Church of Sound: Maisha presents the Alice Coltrane Songbook

By Laurence James

St James the Great Church in Clapton, East London, June 1st.  A night that reminded me how cool the capital could be was courtesy of Church of Sound, a unique live music project showcasing some of the best young talent in jazz. 

Tonight’s treat came from Afro-jazz group Maisha, who began with a melodic piano solo accompanied by a chorus of drums that unanimously got heads bobbing in now time.

A compelling collection of quality of musicians and an atmospheric setting that harked back to the rebellious spirit of the underground 1920s jazz movement – it was an evening that made you get lost in your head, hypnotised by a band bursting with energy. 

Solo after solo, the individual instruments ritualistically joined the cacophony of sound – the rumble of the double bass, clean cut of the piano keys and the welcomed wave of saxophone filled the church’s high ceilings. This eventually subsided to a spectacular drum solo I can only say is reminiscent of the great jazz drummer Idris Muhammad.

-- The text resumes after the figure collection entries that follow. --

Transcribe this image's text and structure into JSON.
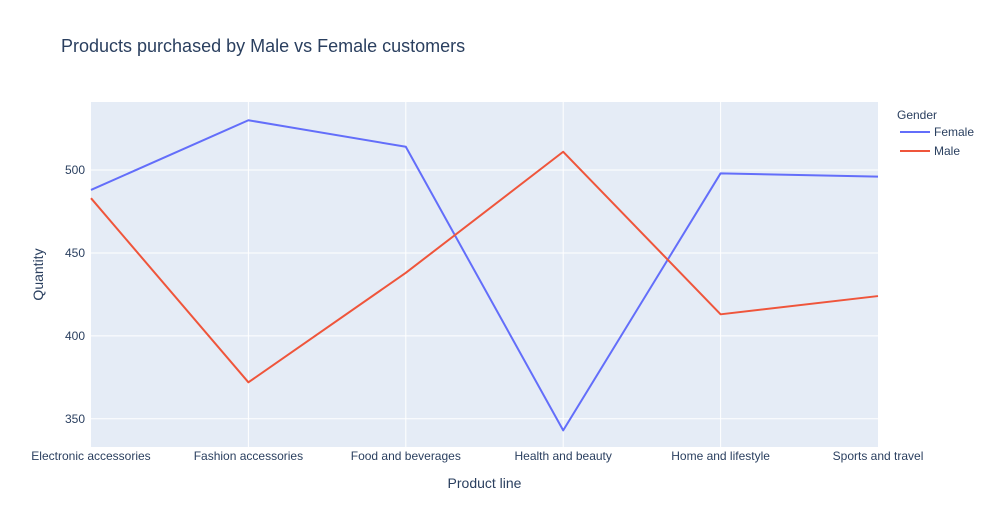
{
  "chart_data": {
    "type": "line",
    "title": "Products purchased by Male vs Female customers",
    "xlabel": "Product line",
    "ylabel": "Quantity",
    "categories": [
      "Electronic accessories",
      "Fashion accessories",
      "Food and beverages",
      "Health and beauty",
      "Home and lifestyle",
      "Sports and travel"
    ],
    "ylim": [
      333,
      541
    ],
    "yticks": [
      350,
      400,
      450,
      500
    ],
    "grid": true,
    "legend": {
      "title": "Gender",
      "position": "top-right"
    },
    "series": [
      {
        "name": "Female",
        "color": "#636efa",
        "values": [
          488,
          530,
          514,
          343,
          498,
          496
        ]
      },
      {
        "name": "Male",
        "color": "#ef553b",
        "values": [
          483,
          372,
          438,
          511,
          413,
          424
        ]
      }
    ]
  }
}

The artists paid a respectful tribute to their jazz predecessors from the Alice Coltrane songbook. With a setlist that included a splendid rendition of perhaps Coltrane’s most popular tune, Turiya & Ramakrishna. The night was littered with gorgeous displays of homage to Coltrane’s music from both her later years and earlier ones.

It was a solid night of music and I’m eager to go again. Followers of the Church of Sound can expect a further two events this month. Event organisers Lexus Blondin and Spencer Martin celebrate the organisations belated first birthday on 16th June as Dego and Kaidi Tatham take to the stage. With the month rounded off with another evening by Florian Pellissier Quintets brass band bonanza on 29 June. I never believed in religion, but this time I went to church and left well and truly blessed.